Onu yakın gördükleri zaman kâfirlerin yüzü kötüleşir ve:

"İşte iddia ettiğiniz şey budur” denir.

"Onu yakın gördükleri zaman": Yani azabı hemen yanıbaşlarında gördükleri zaman demektir.

"Kâfirlerin yüzleri kötüleşir": Zeccâc, onlarda kötülük görülür, demiştir. Başkası da: Kararmakla çirkinleşir, demiştir.

"İşte iddia ettiğiniz şey budur, denilir":

Bunda da iki görüş vardır:

Birincisi: şedde ile

"teddeun” şeddesiz ile aynı manayadır. O da dua kökünden tefteilun veznindedir. Deavtü veddeaytü denir, tıpkı habertü vehtebertü denildiği gibi. Yeddekirun ile yedkurun da öyledir. Bu da Ferrâ’ ile İbn Kuteybe'nin izahlarıdır.

İkincisi:

Mana şöyledir: Onun hatırı için batılı ve yalanı iddia ettiğiniz şey budur, sizler yeniden dirilmeyeceğinizi iddia ediyordunuz. Bu da Zeccâc’ın tercihidir. Ebû Rezin, Hasen, İkrime, Katâde, Dahhâk, İbn Ebi Able ve Ya’kûb , şeddesiz ve sakin dal ile

"ted’un” okumuşlardır ki, çağırdığınız demektir.

Katâde de: Onlar azabı çağırırlardı, demiştir.

28

De ki: "Gördünüz mü, eğer Allah beni ve yanımdakileri helak eder yahut bize merhamet ederse, kâfirleri acıklı azaptan kim kurtarır?"

"De ki: "Gördünüz mü, eğer Allah beni helak ederse” azabı ile

"ve yanımdakileri” mü’minleri, İbn Kesir, Nâfi, Ebû Amr, İbn Âmir, Hafs da Âsım rivâyetinde ye'nin fethi ile

"maiye” okumuşlar; Ebû Bekir de Âsım rivâyetinde ve Kisâi, sükun ile

"maiy” okumuşlardır.

"Yahut bize merhamet ederse” bize azap etmezse,

"kâfirleri kim kurtarır” yani onların azap görmelerine mani olur ve onları kim himaye eder?

"Acıklı azaptan": Âyetin manası şöyledir: Biz iman etmekle beraber korku ile ümit arasındayız, artık sizi küfrünüzle beraber azaptan kim korur? Çünkü sizin için mü’minlerde olduğu gibi ümit yoktur.

29

De ki:

"O Rahman’dır, O’na iman ettik ve yalnız O'na güvendik.

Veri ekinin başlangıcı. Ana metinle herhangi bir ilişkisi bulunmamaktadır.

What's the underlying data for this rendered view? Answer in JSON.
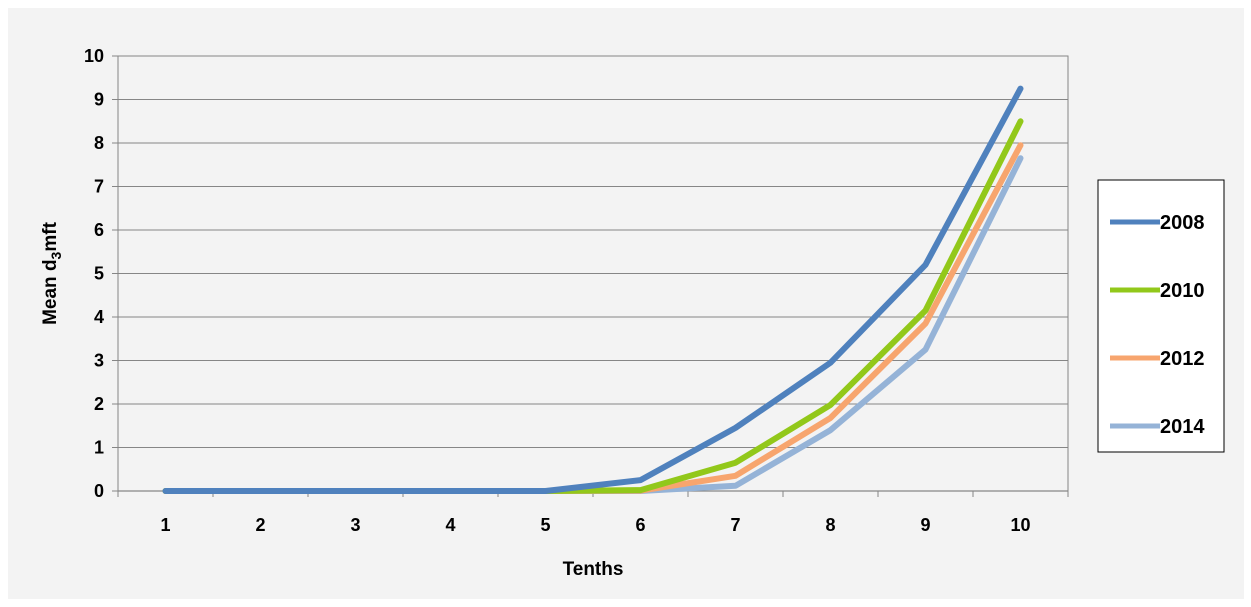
{
  "chart_data": {
    "type": "line",
    "xlabel": "Tenths",
    "ylabel": "Mean d3mft",
    "ylabel_parts": {
      "before": "Mean d",
      "subscript": "3",
      "after": "mft"
    },
    "categories": [
      "1",
      "2",
      "3",
      "4",
      "5",
      "6",
      "7",
      "8",
      "9",
      "10"
    ],
    "ylim": [
      0,
      10
    ],
    "yticks": [
      "0",
      "1",
      "2",
      "3",
      "4",
      "5",
      "6",
      "7",
      "8",
      "9",
      "10"
    ],
    "grid": "horizontal",
    "legend_position": "right",
    "series": [
      {
        "name": "2008",
        "color": "#4f81bd",
        "values": [
          0,
          0,
          0,
          0,
          0,
          0.25,
          1.45,
          2.95,
          5.2,
          9.25
        ]
      },
      {
        "name": "2010",
        "color": "#92c81a",
        "values": [
          0,
          0,
          0,
          0,
          0,
          0.02,
          0.65,
          1.98,
          4.15,
          8.5
        ]
      },
      {
        "name": "2012",
        "color": "#f7a56e",
        "values": [
          0,
          0,
          0,
          0,
          0,
          0.01,
          0.35,
          1.68,
          3.85,
          7.95
        ]
      },
      {
        "name": "2014",
        "color": "#95b3d7",
        "values": [
          0,
          0,
          0,
          0,
          0,
          0,
          0.12,
          1.4,
          3.25,
          7.65
        ]
      }
    ]
  }
}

Kimin apaçık bir sapıklıkta olduğunu bileceksiniz".

"De ki: O Rahman’dır” bizim ibadet ettiğimiz Rab’tir,

"fesetalemune” Kisâi, ye ile "feseyalemune” okumuştur. Azabı gördükleri zaman bizim mi kendilerinin mi sapık olduğunu göreceklerdir.

30

De ki: "Gördünüz mü, eğer suyunuz çekilse, size akarsuyu kim getirir?"

"Eğer suyunuz çekilirse": Bunu da Kehf: 41'de açıklamıştık.

"Size akarsuyu kim getirir?": Yani gözlerin gördüğü ve iplerin eriştiği suyu demektir.